Es ist auf den ersten Blick offenbar, worin der fundamentale Unterschied zu den Konflikten um den sog. 'Pluralismus' liegt. Die gegenwärtigen Konflikte in der Kirche sind nicht durch Einflußnahme kirchenferner oder politischer Gruppen auf die Kirche entstanden. Allenfalls kann man feststellen, daß bestimmte Fragen in der Gesellschaft diskutiert wurden, bevor sie in den kirchlichen Synoden auf der Tagesordnung standen. 'Pluralismus' in verschiedenen Fragen ist dabei keine neue Erscheinung. Seit Menschengedenken haben in den Kirchen aller Traditionen zu unterschiedlichen Themen unterschiedliche Auffassungen bestanden. Fragen nach der Interpretation und dem Verständnis der Schrift dürften dabei bei den protestantischen Kirchen im Vordergrund gestanden haben.
Ich kann keinesfalls erkennen, daß in der hier behandelten Frage nach der Bewertung von Homosexualität außerbiblische oder außerkirchliche Maßstäbe durch äußeren Druck der Kirche aufgezwungen worden wären. Nur dann wäre eine Parallele zum Kirchenkampf gegeben. Dies halte ich aber für eine bloße Behauptung. Ich sehe auch keine einseitige Einflußnahme der Wissenschaft oder angeblicher wissenschaftlicher Erkenntnisse. Hingegen ist es so, daß unterschiedliche Flügel der Kirchen aufgrund ihrer theologischen und exegetischen Vorprägungen dieses Problem in unterschiedlicher Weise aufgegriffen und beantwortet haben.
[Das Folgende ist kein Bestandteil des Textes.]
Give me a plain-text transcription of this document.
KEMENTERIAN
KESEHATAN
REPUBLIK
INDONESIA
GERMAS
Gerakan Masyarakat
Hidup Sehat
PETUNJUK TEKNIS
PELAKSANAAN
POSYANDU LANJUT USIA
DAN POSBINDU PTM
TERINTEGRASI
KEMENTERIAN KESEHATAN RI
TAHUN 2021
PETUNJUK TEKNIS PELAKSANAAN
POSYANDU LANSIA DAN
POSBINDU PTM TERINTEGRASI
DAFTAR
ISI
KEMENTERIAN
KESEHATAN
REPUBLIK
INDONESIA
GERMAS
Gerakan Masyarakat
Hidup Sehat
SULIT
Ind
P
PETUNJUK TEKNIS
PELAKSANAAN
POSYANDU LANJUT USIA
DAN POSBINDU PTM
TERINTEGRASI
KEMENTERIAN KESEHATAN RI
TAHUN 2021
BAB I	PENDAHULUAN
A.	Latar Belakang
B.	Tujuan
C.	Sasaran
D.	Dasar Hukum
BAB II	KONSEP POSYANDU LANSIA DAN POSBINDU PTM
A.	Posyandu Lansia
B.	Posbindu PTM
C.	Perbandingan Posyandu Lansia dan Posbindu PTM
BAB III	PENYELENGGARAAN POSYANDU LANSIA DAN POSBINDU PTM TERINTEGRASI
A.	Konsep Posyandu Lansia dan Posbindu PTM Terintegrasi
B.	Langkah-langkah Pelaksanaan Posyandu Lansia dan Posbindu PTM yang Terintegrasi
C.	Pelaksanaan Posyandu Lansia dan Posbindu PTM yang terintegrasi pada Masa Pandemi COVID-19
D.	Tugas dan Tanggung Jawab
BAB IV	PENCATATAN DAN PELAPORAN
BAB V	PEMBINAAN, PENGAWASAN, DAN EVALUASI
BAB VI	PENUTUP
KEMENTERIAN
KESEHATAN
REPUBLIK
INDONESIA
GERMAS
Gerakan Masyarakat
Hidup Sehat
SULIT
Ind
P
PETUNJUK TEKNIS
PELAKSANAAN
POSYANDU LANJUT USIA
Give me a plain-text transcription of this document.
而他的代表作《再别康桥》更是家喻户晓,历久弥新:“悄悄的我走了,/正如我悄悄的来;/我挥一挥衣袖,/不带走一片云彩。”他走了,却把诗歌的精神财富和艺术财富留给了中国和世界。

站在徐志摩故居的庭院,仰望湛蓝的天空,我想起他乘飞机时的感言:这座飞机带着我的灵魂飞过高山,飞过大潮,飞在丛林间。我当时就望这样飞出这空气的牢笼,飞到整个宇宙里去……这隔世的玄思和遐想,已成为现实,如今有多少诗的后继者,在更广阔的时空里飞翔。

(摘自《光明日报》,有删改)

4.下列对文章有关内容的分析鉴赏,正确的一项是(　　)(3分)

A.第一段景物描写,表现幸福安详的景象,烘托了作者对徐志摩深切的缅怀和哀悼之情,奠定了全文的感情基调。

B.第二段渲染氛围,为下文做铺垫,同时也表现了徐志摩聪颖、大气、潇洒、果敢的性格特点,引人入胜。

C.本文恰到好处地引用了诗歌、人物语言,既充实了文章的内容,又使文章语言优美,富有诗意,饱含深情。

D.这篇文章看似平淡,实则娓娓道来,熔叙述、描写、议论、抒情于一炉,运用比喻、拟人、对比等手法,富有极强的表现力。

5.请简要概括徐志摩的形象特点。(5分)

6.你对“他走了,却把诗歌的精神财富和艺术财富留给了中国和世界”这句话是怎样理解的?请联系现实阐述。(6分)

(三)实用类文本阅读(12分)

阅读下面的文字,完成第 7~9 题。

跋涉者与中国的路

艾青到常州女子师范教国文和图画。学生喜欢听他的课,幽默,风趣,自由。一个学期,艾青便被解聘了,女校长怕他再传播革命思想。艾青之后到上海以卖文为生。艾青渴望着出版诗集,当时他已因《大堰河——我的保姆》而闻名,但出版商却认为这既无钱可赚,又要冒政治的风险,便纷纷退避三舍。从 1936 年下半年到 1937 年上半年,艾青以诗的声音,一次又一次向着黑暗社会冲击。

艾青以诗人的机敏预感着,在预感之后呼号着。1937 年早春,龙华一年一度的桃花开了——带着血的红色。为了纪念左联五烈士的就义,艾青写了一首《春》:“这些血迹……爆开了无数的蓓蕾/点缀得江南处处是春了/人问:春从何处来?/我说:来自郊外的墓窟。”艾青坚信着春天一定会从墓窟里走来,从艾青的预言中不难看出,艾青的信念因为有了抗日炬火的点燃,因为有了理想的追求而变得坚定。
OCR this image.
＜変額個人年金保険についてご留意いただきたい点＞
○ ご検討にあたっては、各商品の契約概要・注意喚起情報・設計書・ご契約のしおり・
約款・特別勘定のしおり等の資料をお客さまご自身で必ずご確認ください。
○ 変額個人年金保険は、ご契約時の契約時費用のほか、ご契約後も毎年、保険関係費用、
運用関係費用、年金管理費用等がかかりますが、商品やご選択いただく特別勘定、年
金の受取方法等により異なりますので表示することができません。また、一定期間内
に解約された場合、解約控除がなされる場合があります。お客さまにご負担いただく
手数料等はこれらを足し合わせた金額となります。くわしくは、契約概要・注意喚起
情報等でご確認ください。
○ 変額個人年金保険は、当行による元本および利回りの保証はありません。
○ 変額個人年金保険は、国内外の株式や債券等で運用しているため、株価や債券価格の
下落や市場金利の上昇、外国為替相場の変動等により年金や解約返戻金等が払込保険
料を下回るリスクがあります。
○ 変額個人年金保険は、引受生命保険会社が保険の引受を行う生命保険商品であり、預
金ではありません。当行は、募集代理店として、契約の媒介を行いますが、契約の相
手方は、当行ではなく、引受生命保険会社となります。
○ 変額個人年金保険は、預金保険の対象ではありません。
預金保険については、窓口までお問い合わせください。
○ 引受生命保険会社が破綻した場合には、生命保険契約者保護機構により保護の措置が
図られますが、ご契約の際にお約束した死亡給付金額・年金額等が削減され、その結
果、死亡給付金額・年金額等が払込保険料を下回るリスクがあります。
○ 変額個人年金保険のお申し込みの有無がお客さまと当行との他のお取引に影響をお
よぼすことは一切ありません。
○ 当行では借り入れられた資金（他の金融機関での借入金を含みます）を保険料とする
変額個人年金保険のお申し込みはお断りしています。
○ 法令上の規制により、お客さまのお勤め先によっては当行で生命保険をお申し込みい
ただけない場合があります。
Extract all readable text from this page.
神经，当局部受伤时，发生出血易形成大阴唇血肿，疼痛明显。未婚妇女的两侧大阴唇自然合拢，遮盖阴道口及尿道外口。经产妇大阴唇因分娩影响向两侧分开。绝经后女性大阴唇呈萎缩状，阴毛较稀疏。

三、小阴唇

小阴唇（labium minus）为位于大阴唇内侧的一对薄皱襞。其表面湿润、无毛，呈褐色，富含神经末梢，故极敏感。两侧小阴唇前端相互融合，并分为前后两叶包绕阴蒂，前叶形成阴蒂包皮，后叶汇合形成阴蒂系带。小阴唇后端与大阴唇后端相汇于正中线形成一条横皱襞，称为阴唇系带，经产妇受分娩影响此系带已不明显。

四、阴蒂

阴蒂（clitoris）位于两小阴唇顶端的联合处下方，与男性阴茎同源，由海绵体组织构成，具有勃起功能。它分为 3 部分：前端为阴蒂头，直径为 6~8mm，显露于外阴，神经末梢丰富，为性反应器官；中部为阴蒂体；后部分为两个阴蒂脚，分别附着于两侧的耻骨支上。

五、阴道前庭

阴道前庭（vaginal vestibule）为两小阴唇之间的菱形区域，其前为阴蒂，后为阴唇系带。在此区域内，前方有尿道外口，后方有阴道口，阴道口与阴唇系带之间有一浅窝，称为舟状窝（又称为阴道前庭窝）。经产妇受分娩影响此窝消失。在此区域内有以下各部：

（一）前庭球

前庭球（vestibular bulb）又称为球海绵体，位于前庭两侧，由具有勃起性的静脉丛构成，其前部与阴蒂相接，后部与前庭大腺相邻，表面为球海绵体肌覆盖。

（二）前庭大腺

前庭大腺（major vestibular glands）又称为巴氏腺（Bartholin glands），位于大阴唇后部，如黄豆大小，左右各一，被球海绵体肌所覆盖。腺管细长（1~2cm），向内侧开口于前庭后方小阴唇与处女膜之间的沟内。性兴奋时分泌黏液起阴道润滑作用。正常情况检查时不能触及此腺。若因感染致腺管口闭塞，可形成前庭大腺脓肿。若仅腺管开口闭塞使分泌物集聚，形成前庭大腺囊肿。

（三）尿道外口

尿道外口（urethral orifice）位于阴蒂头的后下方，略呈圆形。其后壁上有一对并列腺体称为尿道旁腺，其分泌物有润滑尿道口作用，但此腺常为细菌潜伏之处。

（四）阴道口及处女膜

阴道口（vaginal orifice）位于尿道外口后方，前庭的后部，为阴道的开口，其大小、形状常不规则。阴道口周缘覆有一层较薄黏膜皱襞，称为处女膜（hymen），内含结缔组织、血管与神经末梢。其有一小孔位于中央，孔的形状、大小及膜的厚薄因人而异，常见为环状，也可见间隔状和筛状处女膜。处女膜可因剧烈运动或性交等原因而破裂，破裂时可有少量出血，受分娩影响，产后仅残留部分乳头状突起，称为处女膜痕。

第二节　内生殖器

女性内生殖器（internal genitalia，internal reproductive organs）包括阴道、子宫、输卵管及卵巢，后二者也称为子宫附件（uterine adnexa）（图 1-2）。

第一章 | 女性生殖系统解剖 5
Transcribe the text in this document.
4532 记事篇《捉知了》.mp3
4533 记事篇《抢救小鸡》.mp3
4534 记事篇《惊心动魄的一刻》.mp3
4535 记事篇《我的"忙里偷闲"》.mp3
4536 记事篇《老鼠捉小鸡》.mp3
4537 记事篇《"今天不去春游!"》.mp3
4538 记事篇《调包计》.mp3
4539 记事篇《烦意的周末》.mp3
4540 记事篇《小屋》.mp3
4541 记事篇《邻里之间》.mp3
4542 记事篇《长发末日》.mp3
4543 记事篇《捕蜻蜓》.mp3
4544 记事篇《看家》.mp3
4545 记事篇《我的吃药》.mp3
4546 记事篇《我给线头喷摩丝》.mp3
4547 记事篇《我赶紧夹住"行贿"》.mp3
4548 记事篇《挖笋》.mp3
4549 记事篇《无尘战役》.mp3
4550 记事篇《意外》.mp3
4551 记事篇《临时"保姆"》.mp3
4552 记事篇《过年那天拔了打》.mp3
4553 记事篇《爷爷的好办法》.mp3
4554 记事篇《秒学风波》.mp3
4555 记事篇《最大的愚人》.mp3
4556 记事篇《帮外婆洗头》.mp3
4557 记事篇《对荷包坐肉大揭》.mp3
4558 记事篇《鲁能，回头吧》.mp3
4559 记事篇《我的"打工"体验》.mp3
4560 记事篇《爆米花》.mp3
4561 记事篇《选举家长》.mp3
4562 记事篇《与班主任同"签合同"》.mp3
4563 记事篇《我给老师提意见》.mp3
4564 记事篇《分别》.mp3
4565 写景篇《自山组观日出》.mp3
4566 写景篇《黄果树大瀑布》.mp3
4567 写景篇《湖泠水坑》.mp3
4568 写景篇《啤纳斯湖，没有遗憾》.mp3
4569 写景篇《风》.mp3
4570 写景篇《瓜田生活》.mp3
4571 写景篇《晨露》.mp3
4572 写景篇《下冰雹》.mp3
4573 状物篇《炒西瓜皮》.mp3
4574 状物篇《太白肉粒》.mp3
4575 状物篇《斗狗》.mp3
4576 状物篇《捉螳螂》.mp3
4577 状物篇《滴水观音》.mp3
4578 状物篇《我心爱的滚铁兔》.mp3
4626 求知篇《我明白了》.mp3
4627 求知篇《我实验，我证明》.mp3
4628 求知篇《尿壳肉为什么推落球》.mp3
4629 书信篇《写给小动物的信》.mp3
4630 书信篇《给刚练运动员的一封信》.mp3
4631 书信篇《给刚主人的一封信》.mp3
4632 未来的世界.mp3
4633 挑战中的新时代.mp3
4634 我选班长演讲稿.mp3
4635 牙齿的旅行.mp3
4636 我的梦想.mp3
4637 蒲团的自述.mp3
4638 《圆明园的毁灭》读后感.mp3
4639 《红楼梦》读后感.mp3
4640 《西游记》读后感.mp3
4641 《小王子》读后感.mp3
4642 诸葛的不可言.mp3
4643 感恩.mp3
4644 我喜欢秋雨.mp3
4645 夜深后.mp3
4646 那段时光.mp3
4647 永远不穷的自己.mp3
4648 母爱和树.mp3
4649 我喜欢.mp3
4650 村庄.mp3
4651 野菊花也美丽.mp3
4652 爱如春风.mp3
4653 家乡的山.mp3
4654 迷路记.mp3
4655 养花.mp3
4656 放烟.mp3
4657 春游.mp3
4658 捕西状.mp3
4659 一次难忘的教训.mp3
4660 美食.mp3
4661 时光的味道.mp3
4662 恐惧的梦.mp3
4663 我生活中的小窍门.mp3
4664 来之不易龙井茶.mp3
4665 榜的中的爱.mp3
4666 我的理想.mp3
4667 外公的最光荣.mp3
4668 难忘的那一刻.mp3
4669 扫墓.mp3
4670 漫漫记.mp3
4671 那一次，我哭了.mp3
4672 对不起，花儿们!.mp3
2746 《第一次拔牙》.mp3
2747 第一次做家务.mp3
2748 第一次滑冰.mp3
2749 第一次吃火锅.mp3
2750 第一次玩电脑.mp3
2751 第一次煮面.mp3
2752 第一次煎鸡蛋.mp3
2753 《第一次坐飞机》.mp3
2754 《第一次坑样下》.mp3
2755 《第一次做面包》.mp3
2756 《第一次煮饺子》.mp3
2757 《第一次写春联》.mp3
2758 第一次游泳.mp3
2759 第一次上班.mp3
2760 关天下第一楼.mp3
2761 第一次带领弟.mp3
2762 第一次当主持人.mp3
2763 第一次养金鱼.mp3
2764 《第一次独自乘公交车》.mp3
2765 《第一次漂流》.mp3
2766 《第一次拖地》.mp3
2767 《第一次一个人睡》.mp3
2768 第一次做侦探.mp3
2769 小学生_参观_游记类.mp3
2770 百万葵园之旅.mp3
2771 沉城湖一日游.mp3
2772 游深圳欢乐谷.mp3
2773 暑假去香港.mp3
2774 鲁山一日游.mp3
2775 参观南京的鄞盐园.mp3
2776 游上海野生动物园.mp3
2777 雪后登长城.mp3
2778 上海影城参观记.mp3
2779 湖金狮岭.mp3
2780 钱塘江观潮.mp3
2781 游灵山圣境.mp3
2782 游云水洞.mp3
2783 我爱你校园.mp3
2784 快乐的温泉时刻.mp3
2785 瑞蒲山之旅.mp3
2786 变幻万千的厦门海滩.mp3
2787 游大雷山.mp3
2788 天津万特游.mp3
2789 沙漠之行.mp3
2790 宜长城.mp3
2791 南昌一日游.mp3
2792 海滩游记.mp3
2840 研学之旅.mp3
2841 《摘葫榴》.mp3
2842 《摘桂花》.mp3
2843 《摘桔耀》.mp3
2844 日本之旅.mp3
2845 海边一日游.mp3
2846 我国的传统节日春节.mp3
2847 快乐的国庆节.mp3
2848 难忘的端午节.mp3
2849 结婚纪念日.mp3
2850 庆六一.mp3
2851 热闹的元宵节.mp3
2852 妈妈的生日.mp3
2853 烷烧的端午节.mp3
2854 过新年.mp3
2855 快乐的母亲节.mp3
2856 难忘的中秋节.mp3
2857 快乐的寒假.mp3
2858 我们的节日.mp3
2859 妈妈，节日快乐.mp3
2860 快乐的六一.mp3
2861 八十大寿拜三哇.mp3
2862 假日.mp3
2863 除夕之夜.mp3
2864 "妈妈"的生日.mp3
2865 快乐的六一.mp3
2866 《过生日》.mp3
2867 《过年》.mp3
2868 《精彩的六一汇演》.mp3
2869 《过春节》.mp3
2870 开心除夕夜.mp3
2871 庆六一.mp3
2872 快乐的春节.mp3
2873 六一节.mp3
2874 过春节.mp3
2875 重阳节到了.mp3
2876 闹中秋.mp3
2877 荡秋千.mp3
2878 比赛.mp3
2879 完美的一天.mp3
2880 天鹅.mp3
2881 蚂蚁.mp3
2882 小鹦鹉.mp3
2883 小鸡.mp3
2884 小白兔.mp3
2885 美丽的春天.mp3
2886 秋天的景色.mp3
Die Wurzel des Konfliktes liegt also nicht in einer Einflußnahme der Gesellschaft auf die Kirche, der ein Teil der Kirche ohne Widerstand erläge, sondern in den unterschiedlichen exegetischen und anthropologischen Grundeinstellungen der Flügel innerhalb der Kirchen, die zu unterschiedlichen Antworten auf die Fragen führen, die von der Gesellschaft an die Kirchen herangetragen werden (Rolle der Frau, Homosexualität etc.).
Bermerkenswert ist ferner, daß das Thema der Frauenordination nicht die gleiche Sprengkraft hatte wie sie jetzt das Thema der Homosexualität zu entfalten scheint, wo doch die Frage nach der Rolle der Frau und ihrem Dienst im Pfarramt für das Leben der Kirche von ungeheuer viel größerer Bedeutung ist.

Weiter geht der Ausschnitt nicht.